WWDC20の基調講演から、早くも1週間近くが経過した。なんだか、もうずいぶん昔のことのような気がする。今回の基調講演の中で、最も印象的だったApple Siliconに関する発表ですら、もう何年も前からわかっていた既定路線だったように感じられる。
とはいえ、今回のMacに関する発表が、インテルからARMベースのアップルオリジナルCPU、Apple Siliconへのスイッチだけだったかと言うと、もちろんそんなことはない。基調講演前半のiOSやiPadOS、その他のデバイス用の新しいOSバージョンの発表に続いて、macOSの新バージョ「Big Sur」についても、しっかりと紹介されていた。その際には、基調講演の後半に登場するApple Siliconについては、当然ながらまだひと言も触れられておらず、CPUの種類にはまったく関係のない純粋なソフトウェアとして、次期バージョンのmacOS 11を紹介している。
基調講演でも、Mac OS Xの登場以来「デザイン」は最も大きく変化すると説明された。その発表では、アプリや通知センター、ウィジェットの話が中心で、細かいデザインの違いまでははっきりとはわからなかった。ここでは、その後にアップルが公開したHuman Interface Guidelinesの「What’s New in macOS」というページを参照しながら、必要に応じて新旧を比較しつつ、macOSのユーザーインターフェースの個々の要素についてルック&フィールを細かく見ていこう。
アイコンは基本的にiPad風に統一
これまでのmacOSでは、特にアプリのアイコンの基本形状がかなり不統一なものとなっていた。比較的新しい伝統としては外形が円になっているものが多いが、正方形に近いものも珍しくはない。もっと古い伝統に則ったものは、長方形をちょっと左に傾けて、その上にツールを載せたようなものとなっていた。さらには、Mac Catalistを使って作成した、iPadOSと共通のアプリアイコンは、正方形や長方形をちょっと左に傾けたものが多かった。
アプリごとに指定可能な「アクセントカラー」
あまり耳慣れない言葉かもしれないが、macOSには「アクセントカラー」という色の設定がある。これまではシステム環境設定の「一般」で、8色の中から選択することができた。これによって、ラジオボタンやポップアップメニューなど、ユーザーインターフェースの基本となる色を設定できる。設定がここにあることからわかるように、これはシステム全体に関わるもの。ここで選んだ色が、基本的にすべてのアプリにも適用されるものだった。
タイトルバーとツールバー
アイコンの意匠やユーザーインターフェースの色の設定は、慣れればなんとも思わなくなるものがほとんどかもしれない。しかし、ウィンドウ内部のバーやボタン類の配置は、なかなか新しいものに慣れにくいような気がする。確かにそうした部分のデザインも、これまでで最も大きく変化しそうだ。それには古くからのMacユーザーほど、強い抵抗を感じる可能性があり、議論を呼びそうだ。まずは、ウィンドウ最上部のタイトルバーとその下のツールバーの変化を確認する。

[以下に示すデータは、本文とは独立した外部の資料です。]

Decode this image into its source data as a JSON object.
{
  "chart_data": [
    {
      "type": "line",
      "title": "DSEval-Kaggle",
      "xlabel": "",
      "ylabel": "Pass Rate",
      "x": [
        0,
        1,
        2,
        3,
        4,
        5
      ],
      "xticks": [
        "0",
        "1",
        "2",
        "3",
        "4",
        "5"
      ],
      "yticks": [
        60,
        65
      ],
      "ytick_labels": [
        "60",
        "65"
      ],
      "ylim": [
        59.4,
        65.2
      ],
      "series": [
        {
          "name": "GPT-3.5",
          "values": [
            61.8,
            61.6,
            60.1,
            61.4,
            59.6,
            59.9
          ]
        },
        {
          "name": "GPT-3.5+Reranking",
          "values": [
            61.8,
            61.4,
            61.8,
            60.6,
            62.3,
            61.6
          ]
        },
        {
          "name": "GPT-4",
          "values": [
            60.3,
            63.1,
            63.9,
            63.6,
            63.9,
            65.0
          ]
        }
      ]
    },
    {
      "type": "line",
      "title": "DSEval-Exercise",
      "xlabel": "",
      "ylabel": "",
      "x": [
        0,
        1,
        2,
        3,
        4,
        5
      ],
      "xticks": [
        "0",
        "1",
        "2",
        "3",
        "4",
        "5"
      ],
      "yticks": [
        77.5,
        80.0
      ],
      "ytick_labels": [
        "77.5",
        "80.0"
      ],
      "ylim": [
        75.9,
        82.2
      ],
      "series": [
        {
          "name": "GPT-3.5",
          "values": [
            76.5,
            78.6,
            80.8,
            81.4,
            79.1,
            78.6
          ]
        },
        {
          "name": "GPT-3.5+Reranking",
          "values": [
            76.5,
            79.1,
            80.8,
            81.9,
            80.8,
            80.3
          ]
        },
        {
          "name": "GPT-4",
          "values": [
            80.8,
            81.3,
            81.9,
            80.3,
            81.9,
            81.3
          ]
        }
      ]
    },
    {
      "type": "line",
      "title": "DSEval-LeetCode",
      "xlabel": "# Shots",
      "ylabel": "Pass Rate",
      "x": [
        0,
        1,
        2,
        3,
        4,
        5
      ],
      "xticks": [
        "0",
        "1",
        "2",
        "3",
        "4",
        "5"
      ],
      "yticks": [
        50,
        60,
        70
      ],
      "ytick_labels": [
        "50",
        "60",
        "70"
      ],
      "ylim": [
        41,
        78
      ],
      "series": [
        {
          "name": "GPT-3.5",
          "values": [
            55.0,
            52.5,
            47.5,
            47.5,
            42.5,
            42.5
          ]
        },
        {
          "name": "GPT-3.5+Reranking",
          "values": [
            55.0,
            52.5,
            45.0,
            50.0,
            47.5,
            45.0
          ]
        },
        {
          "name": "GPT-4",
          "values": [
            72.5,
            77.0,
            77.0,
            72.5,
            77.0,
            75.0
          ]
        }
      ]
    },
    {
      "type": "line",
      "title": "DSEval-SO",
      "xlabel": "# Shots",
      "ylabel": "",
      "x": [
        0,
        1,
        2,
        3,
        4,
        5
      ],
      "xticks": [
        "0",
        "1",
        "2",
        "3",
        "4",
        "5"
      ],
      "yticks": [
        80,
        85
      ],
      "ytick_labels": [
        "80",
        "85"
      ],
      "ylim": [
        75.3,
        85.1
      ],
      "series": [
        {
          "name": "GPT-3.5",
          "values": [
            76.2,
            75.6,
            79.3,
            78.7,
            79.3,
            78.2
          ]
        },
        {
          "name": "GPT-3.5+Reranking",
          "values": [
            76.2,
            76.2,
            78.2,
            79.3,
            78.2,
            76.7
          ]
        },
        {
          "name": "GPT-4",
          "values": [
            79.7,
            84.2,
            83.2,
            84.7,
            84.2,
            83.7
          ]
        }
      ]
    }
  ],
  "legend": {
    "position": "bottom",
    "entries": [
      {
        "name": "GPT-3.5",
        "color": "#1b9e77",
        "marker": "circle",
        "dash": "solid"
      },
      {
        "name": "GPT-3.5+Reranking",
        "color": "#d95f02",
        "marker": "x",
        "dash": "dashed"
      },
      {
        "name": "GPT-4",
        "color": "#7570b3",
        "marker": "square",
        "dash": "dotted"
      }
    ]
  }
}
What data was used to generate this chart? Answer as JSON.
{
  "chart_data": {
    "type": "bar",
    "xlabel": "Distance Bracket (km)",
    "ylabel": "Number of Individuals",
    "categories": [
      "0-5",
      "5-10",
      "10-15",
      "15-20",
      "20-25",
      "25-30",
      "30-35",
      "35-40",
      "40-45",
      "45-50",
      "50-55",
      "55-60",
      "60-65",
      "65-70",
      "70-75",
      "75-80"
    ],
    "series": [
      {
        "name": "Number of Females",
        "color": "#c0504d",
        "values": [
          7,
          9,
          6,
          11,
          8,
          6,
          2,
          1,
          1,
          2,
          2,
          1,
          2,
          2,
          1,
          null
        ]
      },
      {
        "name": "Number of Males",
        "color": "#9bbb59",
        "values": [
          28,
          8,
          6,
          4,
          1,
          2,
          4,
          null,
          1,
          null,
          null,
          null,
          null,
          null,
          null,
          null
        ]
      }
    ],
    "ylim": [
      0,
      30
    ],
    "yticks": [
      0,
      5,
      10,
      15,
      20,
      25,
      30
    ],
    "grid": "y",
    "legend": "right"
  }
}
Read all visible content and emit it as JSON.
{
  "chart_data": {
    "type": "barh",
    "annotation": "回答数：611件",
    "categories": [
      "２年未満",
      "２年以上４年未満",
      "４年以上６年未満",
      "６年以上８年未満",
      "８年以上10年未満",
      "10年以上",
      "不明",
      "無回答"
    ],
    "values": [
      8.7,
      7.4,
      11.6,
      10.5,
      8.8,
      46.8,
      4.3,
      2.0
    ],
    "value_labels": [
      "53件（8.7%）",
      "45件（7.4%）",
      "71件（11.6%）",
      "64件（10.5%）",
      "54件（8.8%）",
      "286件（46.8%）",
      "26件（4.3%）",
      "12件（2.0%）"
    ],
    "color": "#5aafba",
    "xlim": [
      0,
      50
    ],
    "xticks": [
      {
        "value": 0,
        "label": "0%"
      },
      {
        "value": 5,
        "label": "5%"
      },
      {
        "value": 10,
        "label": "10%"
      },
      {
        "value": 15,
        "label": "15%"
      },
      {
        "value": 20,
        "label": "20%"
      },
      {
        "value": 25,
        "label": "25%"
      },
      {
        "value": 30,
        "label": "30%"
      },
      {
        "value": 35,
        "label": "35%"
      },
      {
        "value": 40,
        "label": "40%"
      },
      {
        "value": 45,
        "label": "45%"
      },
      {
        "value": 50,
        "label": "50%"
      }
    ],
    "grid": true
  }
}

また、ツールバーに並ぶボタン類のデザインも趣向が変わる。これまでは、ラジオボタンのような一択のボタンは隙間なく並べられてわかりやすかった。新しいデザインでは、ボタンの間隔だけが異なるので、他の独立したボタンと区別が付きにくい。
サイドバー
同じバーでも、サイドバーの変化は比較的小さなものになりそうだ。これまでは、選択肢として表示される際も、どれかを選択した後も、モノクロで味気ない感じのものだった。新しいインターフェースでは、サイドバーの選択肢のアイコンがアクセントカラーで表示され、わずかながらにぎやかな感じになる。
メニュー
デザイン要素の変更としては、それほど大きくないにも関わらず、比較的大きく印象の変わるのはメニューだろう。
こうして、これまでのmacOSと比較しながら新しいmacOS 11のルック&フィールを確認してみると、確かにこれまでのものが古臭く感じられるかもしれない。慣れれば新しいものが当たり前に感じられるようになり、何とも思わなくなるものが大半だろう。しかし、新しいものが何でも良いとは限らない。実際に使ってみるまでは予断を許さないが、ここに挙げたもの以外の要素も含め、いつまで経っても違和感が消えないような変更が施されないことを願うばかりだ。